Ovvero niente di più lontano dal percorso storico che la Chiesa ha compiuto, intriso di settarismo, arroccato a difesa di un’identità definita da un set di credenze, e quindi un’identità delimitata in primis dalla contrapposizione dottrinale che subito si risolve in un irresistibile senso di esclusività. Tuttavia anche in questa dinamica si scorge il tentativo, perverso e capovolto, di realizzazione dell’ideale cui tende ogni forma di religiosità, diversamente declinata nelle numerose religioni storiche, eppur unica e fondamentale: considerare il Bene non come un mero ideale regolativo, un’ipotesi asintotica e presunta, ma come un ente pienamente condivisibile, faro d’ogni azione qui e ora, tesoro per l’umanità che l’umanità stessa faticosamente contribuisce ad accrescere. Questo è l’unico modo per riconoscere il gap di moralità tra l’Uomo e il Mondo senza farsi pezzi di Mondo, senza concedersi alla logica strutturale della sopraffazione dell’ingiusto sul giusto.

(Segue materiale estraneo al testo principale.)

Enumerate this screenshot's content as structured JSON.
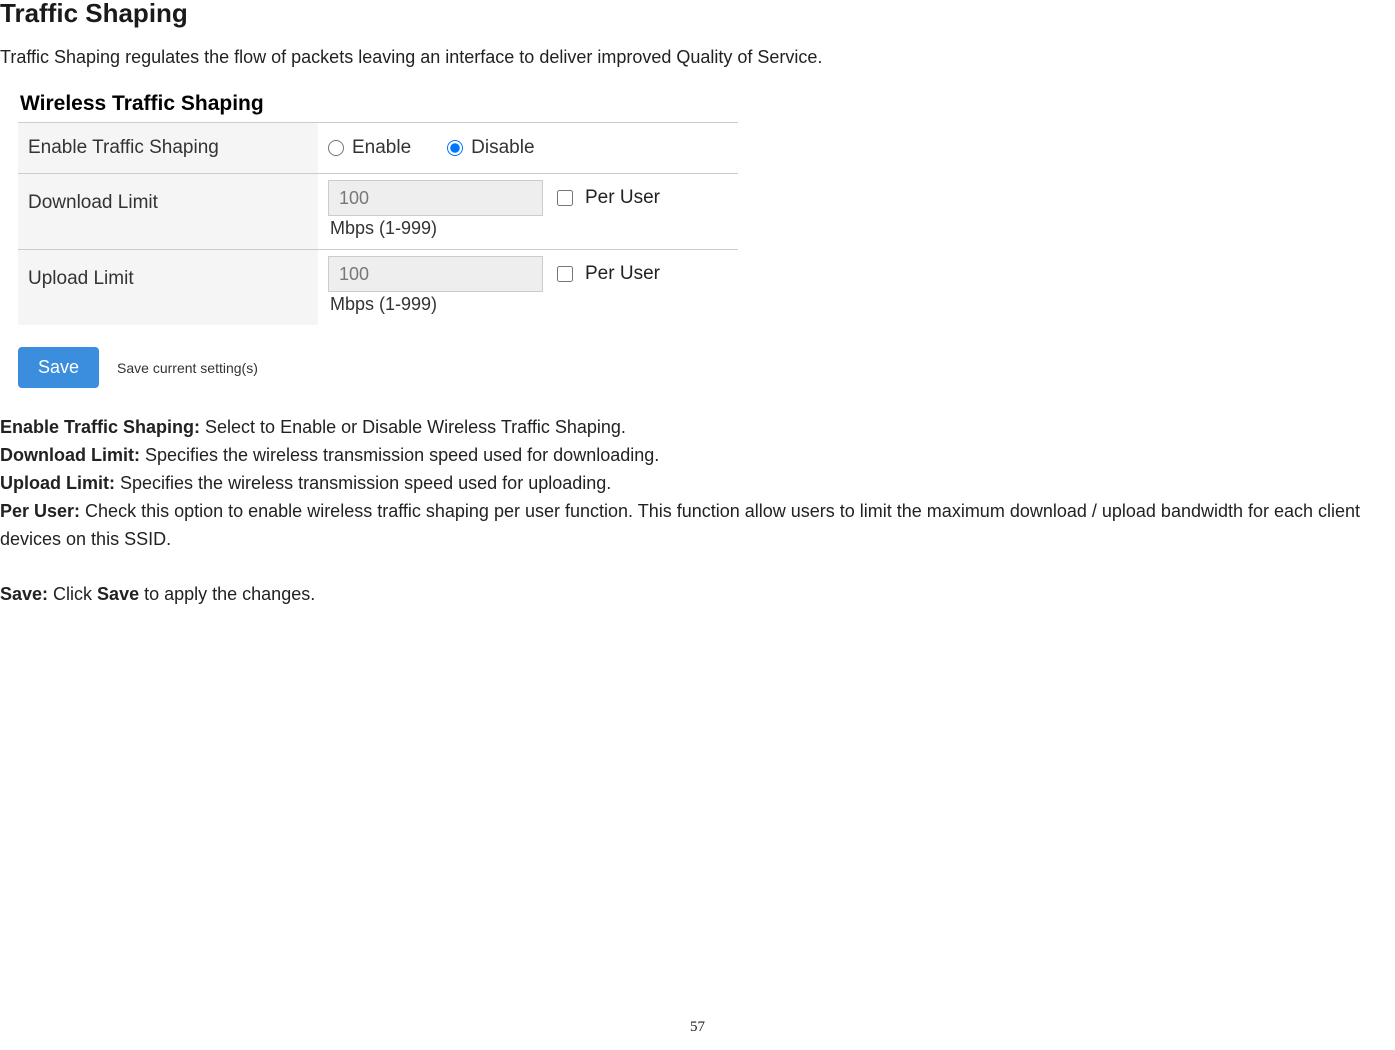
{
  "page": {
    "title": "Traffic Shaping",
    "intro": "Traffic Shaping regulates the flow of packets leaving an interface to deliver improved Quality of Service.",
    "pageNumber": "57"
  },
  "panel": {
    "heading": "Wireless Traffic Shaping",
    "enable": {
      "label": "Enable Traffic Shaping",
      "enableText": "Enable",
      "disableText": "Disable"
    },
    "download": {
      "label": "Download Limit",
      "value": "100",
      "unit": "Mbps (1-999)",
      "perUser": "Per User"
    },
    "upload": {
      "label": "Upload Limit",
      "value": "100",
      "unit": "Mbps (1-999)",
      "perUser": "Per User"
    },
    "saveButton": "Save",
    "saveHint": "Save current setting(s)"
  },
  "definitions": {
    "enableLabel": "Enable Traffic Shaping:",
    "enableText": " Select to Enable or Disable Wireless Traffic Shaping.",
    "downloadLabel": "Download Limit:",
    "downloadText": " Specifies the wireless transmission speed used for downloading.",
    "uploadLabel": "Upload Limit:",
    "uploadText": " Specifies the wireless transmission speed used for uploading.",
    "perUserLabel": "Per User:",
    "perUserText": " Check this option to enable wireless traffic shaping per user function. This function allow users to limit the maximum download / upload bandwidth for each client devices on this SSID.",
    "saveLabel": "Save:",
    "saveTextPrefix": " Click ",
    "saveBold": "Save",
    "saveTextSuffix": " to apply the changes."
  }
}
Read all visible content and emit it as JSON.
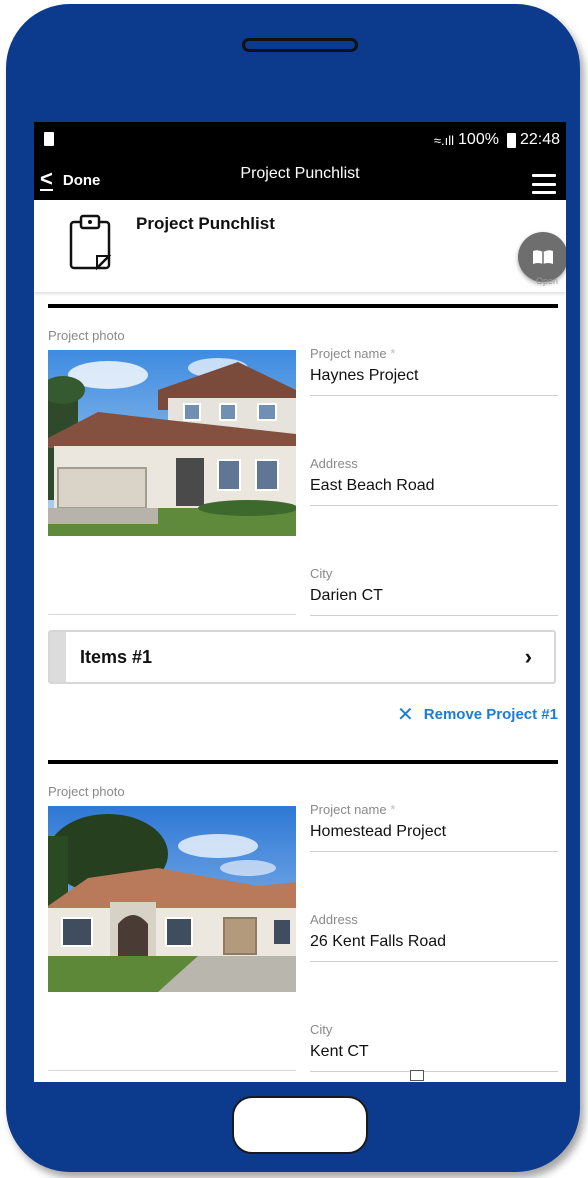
{
  "status_bar": {
    "battery": "100%",
    "time": "22:48"
  },
  "app_bar": {
    "back_label": "Done",
    "title": "Project Punchlist"
  },
  "header": {
    "title": "Project Punchlist",
    "fab_label": "Open"
  },
  "projects": [
    {
      "photo_label": "Project photo",
      "name_label": "Project name",
      "required_mark": "*",
      "name": "Haynes Project",
      "address_label": "Address",
      "address": "East Beach Road",
      "city_label": "City",
      "city": "Darien CT",
      "items_label": "Items #1",
      "remove_label": "Remove Project #1"
    },
    {
      "photo_label": "Project photo",
      "name_label": "Project name",
      "required_mark": "*",
      "name": "Homestead Project",
      "address_label": "Address",
      "address": "26 Kent Falls Road",
      "city_label": "City",
      "city": "Kent CT"
    }
  ],
  "colors": {
    "phone_frame": "#0c3a8c",
    "accent_link": "#1b7dd6"
  }
}
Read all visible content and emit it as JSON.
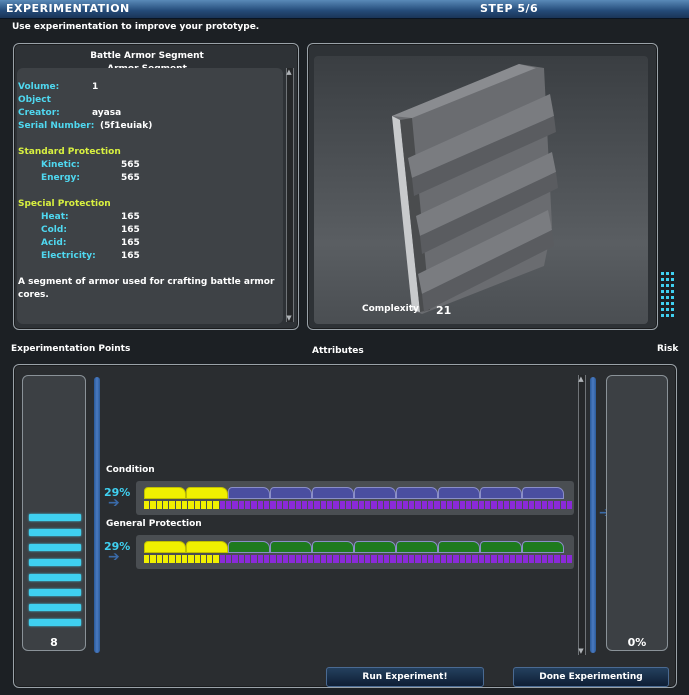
{
  "window": {
    "title": "EXPERIMENTATION",
    "step": "STEP 5/6"
  },
  "instruction": "Use experimentation to improve your prototype.",
  "item": {
    "name": "Battle Armor Segment",
    "type": "Armor Segment",
    "fields": [
      {
        "label": "Volume:",
        "value": "1"
      },
      {
        "label": "Object Creator:",
        "value": "ayasa"
      },
      {
        "label": "Serial Number:",
        "value": "(5f1euiak)"
      }
    ],
    "standard_protection": {
      "title": "Standard Protection",
      "stats": [
        {
          "label": "Kinetic:",
          "value": "565"
        },
        {
          "label": "Energy:",
          "value": "565"
        }
      ]
    },
    "special_protection": {
      "title": "Special Protection",
      "stats": [
        {
          "label": "Heat:",
          "value": "165"
        },
        {
          "label": "Cold:",
          "value": "165"
        },
        {
          "label": "Acid:",
          "value": "165"
        },
        {
          "label": "Electricity:",
          "value": "165"
        }
      ]
    },
    "description_line1": "A segment of armor used for crafting battle armor",
    "description_line2": "cores."
  },
  "preview": {
    "complexity_label": "Complexity",
    "complexity_value": "21"
  },
  "sections": {
    "exp_points_label": "Experimentation Points",
    "attributes_label": "Attributes",
    "risk_label": "Risk"
  },
  "exp_points": {
    "value": "8",
    "bars_lit": 8
  },
  "risk": {
    "value": "0%"
  },
  "attributes": [
    {
      "name": "Condition",
      "percent": "29%",
      "fill": 0.29,
      "color": "#4a4ea0"
    },
    {
      "name": "General Protection",
      "percent": "29%",
      "fill": 0.29,
      "color": "#1e7a1e"
    }
  ],
  "buttons": {
    "run": "Run Experiment!",
    "done": "Done Experimenting"
  },
  "colors": {
    "accent": "#3fd0f0",
    "label": "#4fd8f0",
    "heading": "#d8f040",
    "yellow": "#f0f000",
    "purple": "#8a2ad8"
  }
}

In conclusione, un’indicazione al Lettore: non è, quello di Mancuso, un testo da leggere con la rassicurante calma del dotto, ovvero, per citare Heidegger, con quel senso del poi, fin troppo facile e pernicioso, proprio di tutti coloro che arrivano in ritardo. È invece una lacerante meditazione sul destino e sull’essenza dell’esser uomini, che è certo costellata (come potrebbe non esserlo?) di infiniti ritorni, infiniti ripensamenti, infinite aporie.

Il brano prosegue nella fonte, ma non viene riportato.